ABC News reports that some QAnon adherents “are turning to therapy and online support groups to talk about the damage done when beliefs collide with reality,” including Ceally Smith, a working single mom in Kansas City:
“We as a society need to start teaching our kids to ask: Where is this information coming from? Can I trust it?” she said. “Anyone can cut and paste anything.” After a year, Smith wanted out, suffocated by dark prophesies that were taking up more and more of her time, leaving her terrified….
Another ex-believer, Jitarth Jadeja, now moderates a Reddit forum called QAnon Casualties to help others like him, as well as the relatives of people still consumed by the theory. Membership has doubled in recent weeks to more than 119,000 members. Three new moderators had to be added just to keep up. “They are our friends and family,” said Jadeja, of Sydney, Australia. “It’s not about who is right or who is wrong. I’m here to preach empathy, for the normal people, the good people who got brainwashed by this death cult.” His advice to those fleeing QAnon? Get off social media, take deep breaths, and pour that energy and internet time into local volunteering.
Michael Frink is a Mississippi computer engineer who helps administer a QAnon recovery channel on the social media platform Telegram. He said that while mocking the group has never been more popular online, it will only further alienate people. Frink said he never believed in the QAnon theory but sympathizes with those who did. “I think after the inauguration a lot of them realized they’ve been taken for a ride,” he said.
The New York Times tells the story of one Bernie Sanders supporter who entered — and then exited — the QAnon movement:
Those who do leave are often filled with shame. Sometimes their addiction was so severe that they have become estranged from family and friends… “We felt we were coming from a place of moral superiority. We were part of a special club.” Meanwhile, her family was eating takeout all the time since she had stopped cooking and her stress levels had shot up, causing her blood pressure medication to stop working. Her doctor, worried, doubled her dose…
When she first left QAnon, she felt a lot of shame and guilt. It was also humbling: Ms. Perron, who has a master’s degree, had looked down on Scientologists as people who believed crazy things. But there she was…
She agreed to speak for this article to help others who are still in the throes of QAnon.

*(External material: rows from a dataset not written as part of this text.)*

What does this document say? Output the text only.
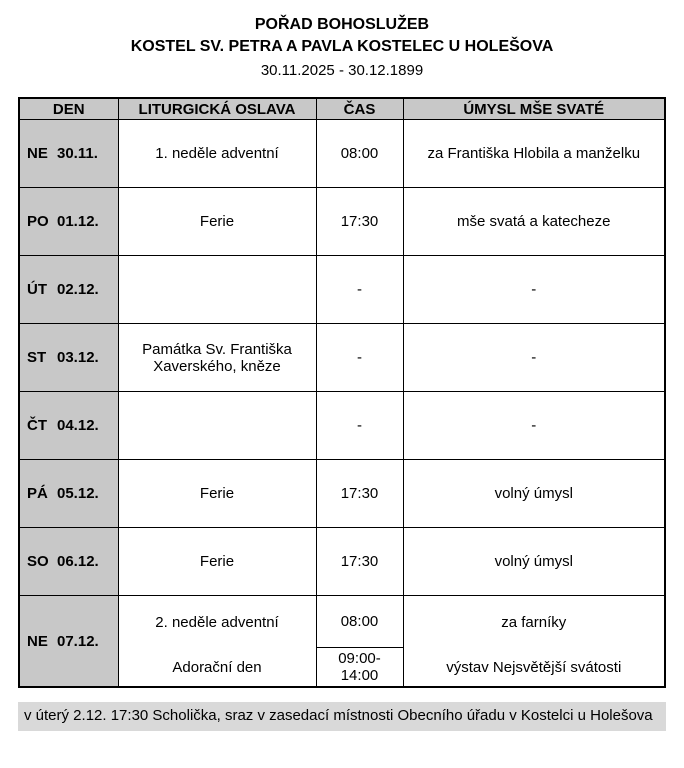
POŘAD BOHOSLUŽEB
KOSTEL SV. PETRA A PAVLA KOSTELEC U HOLEŠOVA
30.11.2025 - 30.12.1899
DEN	LITURGICKÁ OSLAVA	ČAS	ÚMYSL MŠE SVATÉ
NE 30.11.	1. neděle adventní	08:00	za Františka Hlobila a manželku
PO 01.12.	Ferie	17:30	mše svatá a katecheze
ÚT 02.12.		-	-
ST 03.12.	Památka Sv. Františka Xaverského, kněze	-	-
ČT 04.12.		-	-
PÁ 05.12.	Ferie	17:30	volný úmysl
SO 06.12.	Ferie	17:30	volný úmysl
NE 07.12.	2. neděle adventní	08:00	za farníky
	Adorační den	09:00-14:00	výstav Nejsvětější svátosti
v úterý 2.12. 17:30 Scholička, sraz v zasedací místnosti Obecního úřadu v Kostelci u Holešova
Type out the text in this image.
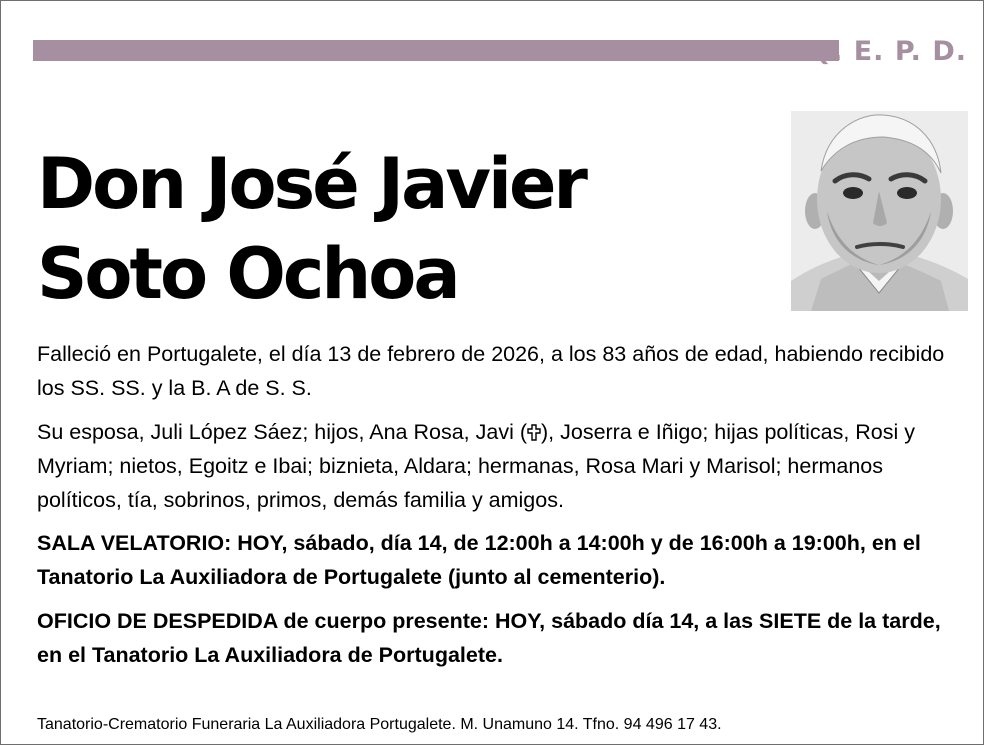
Q. E. P. D.
Don José Javier
Soto Ochoa
Falleció en Portugalete, el día 13 de febrero de 2026, a los 83 años de edad, habiendo recibido los SS. SS. y la B. A de S. S.
Su esposa, Juli López Sáez; hijos, Ana Rosa, Javi ( ), Joserra e Iñigo; hijas políticas, Rosi y Myriam; nietos, Egoitz e Ibai; biznieta, Aldara; hermanas, Rosa Mari y Marisol; hermanos políticos, tía, sobrinos, primos, demás familia y amigos.
SALA VELATORIO: HOY, sábado, día 14, de 12:00h a 14:00h y de 16:00h a 19:00h, en el Tanatorio La Auxiliadora de Portugalete (junto al cementerio).
OFICIO DE DESPEDIDA de cuerpo presente: HOY, sábado día 14, a las SIETE de la tarde, en el Tanatorio La Auxiliadora de Portugalete.
Tanatorio-Crematorio Funeraria La Auxiliadora Portugalete. M. Unamuno 14. Tfno. 94 496 17 43.
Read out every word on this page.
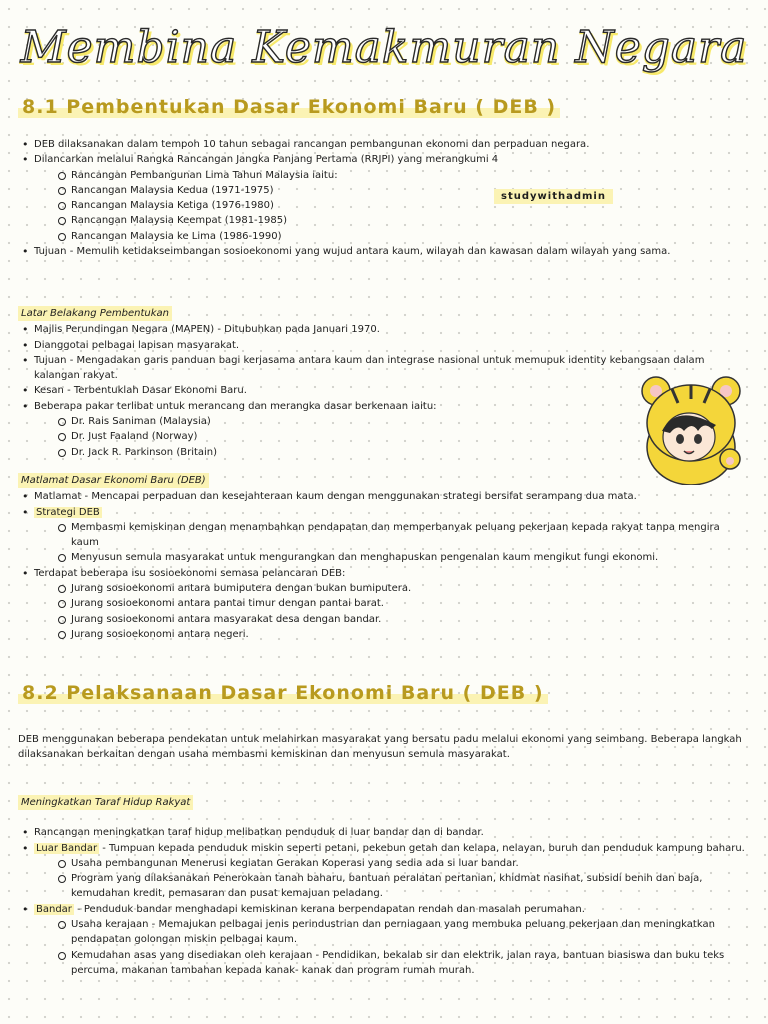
Membina Kemakmuran Negara
8.1 Pembentukan Dasar Ekonomi Baru ( DEB )
• DEB dilaksanakan dalam tempoh 10 tahun sebagai rancangan pembangunan ekonomi dan perpaduan negara.
• Dilancarkan melalui Rangka Rancangan Jangka Panjang Pertama (RRJPI) yang merangkumi 4
Rancangan Pembangunan Lima Tahun Malaysia iaitu:
Rancangan Malaysia Kedua (1971-1975)
Rancangan Malaysia Ketiga (1976-1980)
Rancangan Malaysia Keempat (1981-1985)
Rancangan Malaysia ke Lima (1986-1990)
• Tujuan - Memulih ketidakseimbangan sosioekonomi yang wujud antara kaum, wilayah dan kawasan dalam wilayah yang sama.
studywithadmin
Latar Belakang Pembentukan
• Majlis Perundingan Negara (MAPEN) - Ditubuhkan pada Januari 1970.
• Dianggotai pelbagai lapisan masyarakat.
• Tujuan - Mengadakan garis panduan bagi kerjasama antara kaum dan integrase nasional untuk memupuk identity kebangsaan dalam kalangan rakyat.
• Kesan - Terbentuklah Dasar Ekonomi Baru.
• Beberapa pakar terlibat untuk merancang dan merangka dasar berkenaan iaitu:
Dr. Rais Saniman (Malaysia)
Dr. Just Faaland (Norway)
Dr. Jack R. Parkinson (Britain)
Matlamat Dasar Ekonomi Baru (DEB)
• Matlamat - Mencapai perpaduan dan kesejahteraan kaum dengan menggunakan strategi bersifat serampang dua mata.
• Strategi DEB
Membasmi kemiskinan dengan menambahkan pendapatan dan memperbanyak peluang pekerjaan kepada rakyat tanpa mengira kaum
Menyusun semula masyarakat untuk mengurangkan dan menghapuskan pengenalan kaum mengikut fungi ekonomi.
• Terdapat beberapa isu sosioekonomi semasa pelancaran DEB:
Jurang sosioekonomi antara bumiputera dengan bukan bumiputera.
Jurang sosioekonomi antara pantai timur dengan pantai barat.
Jurang sosioekonomi antara masyarakat desa dengan bandar.
Jurang sosioekonomi antara negeri.
8.2 Pelaksanaan Dasar Ekonomi Baru ( DEB )

DEB menggunakan beberapa pendekatan untuk melahirkan masyarakat yang bersatu padu melalui ekonomi yang seimbang. Beberapa langkah dilaksanakan berkaitan dengan usaha membasmi kemiskinan dan menyusun semula masyarakat.

Meningkatkan Taraf Hidup Rakyat
• Rancangan meningkatkan taraf hidup melibatkan penduduk di luar bandar dan di bandar.
• Luar Bandar - Tumpuan kepada penduduk miskin seperti petani, pekebun getah dan kelapa, nelayan, buruh dan penduduk kampung baharu.
Usaha pembangunan Menerusi kegiatan Gerakan Koperasi yang sedia ada si luar bandar.
Program yang dilaksanakan Penerokaan tanah baharu, bantuan peralatan pertanian, khidmat nasihat, subsidi benih dan baja, kemudahan kredit, pemasaran dan pusat kemajuan peladang.
• Bandar - Penduduk bandar menghadapi kemiskinan kerana berpendapatan rendah dan masalah perumahan.
Usaha kerajaan - Memajukan pelbagai jenis perindustrian dan perniagaan yang membuka peluang pekerjaan dan meningkatkan pendapatan golongan miskin pelbagai kaum.
Kemudahan asas yang disediakan oleh kerajaan - Pendidikan, bekalab sir dan elektrik, jalan raya, bantuan biasiswa dan buku teks percuma, makanan tambahan kepada kanak- kanak dan program rumah murah.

And CNN reporter Anderson Cooper recently interviewed a recovering QAnon supporter, who tells him there were many theories about Cooper, including one that said he was actually a robot. The embarrassed former QAnon supporter admits that he had once believed that the people behind Q “were actually a group of 5th dimensional, intra-dimensional, extraterrestrial bi-pedal bird aliens called blue avians.”
During that interview, he also tells Anderson Cooper, “I apologize for thinking that you ate babies.”